The art of memento mori

From top-left, clockwise: A gold memento mori ring, replica Roman silver cups, a 17th Century brooch made from hair, and an 18th Century silver memento mori plaque. Photos via Wikimedia Commons

A collage of memento mori: A gold memento mori ring, replica Roman silver cups deocrated with skeletons, a 17th Century brooch made from hair depicting a skeleton with hourglass, and an 18th Century silver memento mori plaque with skull and cross bones.

Memento mori are an enduring tradition in Western European culture. These works of art, sometimes small and beautiful, sometimes imposing and magnificent, served as a reminder that all humans, no matter their differences, will one day die.

It certainly isn’t the most cheerful of mottos, so why did so many people, from medieval Europeans, right up to the Victorians, collect pieces of art that symbolised memento mori? And could there be a place for these macabre mementos in modern life?

What does memento mori mean?

Mosaic showing a reclining skeleton A Roman mosaic, circa 1st Century AD. The Greek inscription reads ‘Know thyself’, meaning know that you are mortal.

The phrase memento mori is Latin for ‘remember that you will die’. It has also come to mean a token, object or piece of art that serves as a reminder of mankind’s mortality.

It is believed that the practice originates from Ancient Rome. When victorious generals returned home from war and were given glorious parades in their honour, it is said that one slave would always walk behind the general, saying, “Respice post te. Hominem te memento,” roughly translating to ‘Look to what comes after you. Remember you are just a man.’

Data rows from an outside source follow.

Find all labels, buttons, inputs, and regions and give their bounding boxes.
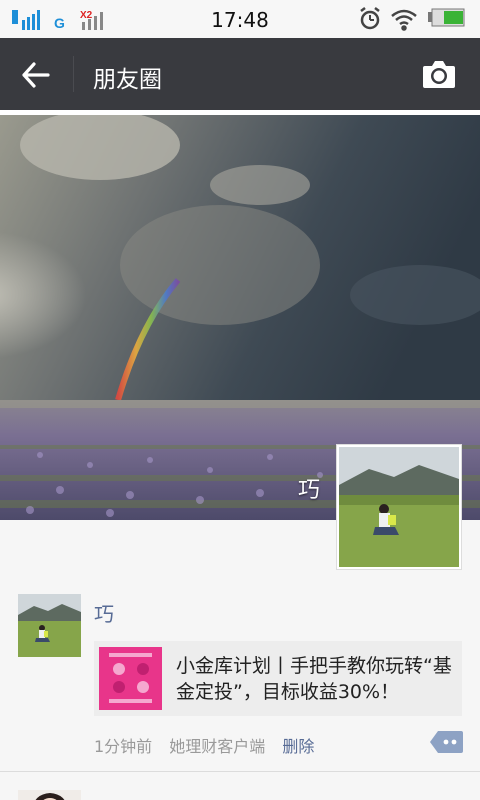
- share-thumbnail: [99, 647, 162, 710]
- battery-icon: [428, 8, 465, 27]
- comment-icon[interactable]: [430, 731, 463, 753]
- next-post-avatar[interactable]: [18, 790, 81, 800]
- post-author[interactable]: 巧: [94, 598, 114, 627]
- post-meta: 1分钟前 她理财客户端 删除: [94, 733, 326, 757]
- avatar-image: [339, 447, 459, 567]
- camera-icon[interactable]: [422, 59, 456, 89]
- post-separator: [0, 771, 480, 772]
- share-card[interactable]: 小金库计划丨手把手教你玩转“基金定投”，目标收益30%！: [94, 641, 462, 716]
- alarm-icon: [360, 7, 380, 30]
- post-avatar[interactable]: [18, 594, 81, 657]
- page-title: 朋友圈: [93, 67, 162, 93]
- status-icons: [360, 7, 465, 31]
- cover-avatar[interactable]: [336, 444, 462, 570]
- status-bar: G X2 17:48: [0, 0, 480, 38]
- arrow-left-icon[interactable]: [20, 60, 50, 90]
- delete-button[interactable]: 删除: [282, 737, 314, 756]
- post-time: 1分钟前: [94, 737, 153, 756]
- nav-bar: 朋友圈: [0, 38, 480, 110]
- nav-divider: [73, 56, 74, 92]
- cover-user-name: 巧: [297, 478, 320, 503]
- share-title: 小金库计划丨手把手教你玩转“基金定投”，目标收益30%！: [176, 655, 452, 703]
- post-source[interactable]: 她理财客户端: [169, 737, 265, 756]
- wifi-icon: [391, 9, 417, 31]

Black-and-white illustration showing an altar decorated with a heart shape and a skull, with text reading 'Memento Mori' An illustration from 'Emblemata Sacra' by Rev. Daniel Cramer, 1624. Here the memento mori is used as a Christian symbol.

In the Middle Ages, this idea resurfaced and was used in a Christian context to remind churchgoers that the afterlife awaited them. Church walls were adorned with elaborate paintings of skeletons and skulls, often showing kings, priests and peasants all being led by the hand by Death, demonstrating that no one was immune from the effects of time.

A silver watch with a painted face A silver pocket watch from 1791. The face shows a winged figure holding a scythe and hourglass, as well as the words ‘memento mori’. Photo by Birmingham Museums Trust.

Memento mori became especially popular in the 1600s, and people began carrying their own personal memento mori everywhere in the form of pocket watches, lockets and jewellery. This practice continued to be popular throughout the 18th and 19th Centuries, with Victorians adding their own style to the long-running tradition.

A gold coffin-shaped locket with silver skeleton A gold coffin-shaped locket to be worn as a necklace, containing a miniature skeleton, from the 18th Century.

Memento mori primarily had a moral and religious purpose: to remind its owner or viewer that the afterlife awaited, and to not be overtly attached to material pleasures, in light of the prospect of divine judgment.

But could memento mori make a comeback in modern life?

Memento mori in the modern world

Silver necklace pendant with skeleton Modern replica of a 19th Century wax seal made into a memento mori necklace. Available on Etsy.

Why would anyone want to be reminded about death? If that’s your first thought when you see memento mori, you’re not alone.

In the 21st Century, when death rates are down and people are living longer and longer, it’s easy to postpone any worries about the end of life. Indeed, in recent decades, Western society has become less and less familiar with death, to the point where it has become a taboo to talk about it.

There are, however, advantages to being reminding of your mortality. The death positive movement champions the idea that it is not only important, but beneficial to think and talk about the end of life. It can have a positive impact on your emotional well-being, ensure you get the care you want in your final days and, perhaps most importantly, give you a greater appreciation for life.

Perhaps this ancient practice deserves a revival. There’s no shortage of ornaments, jewellery and tokens out there that could act as a modern-day memento mori.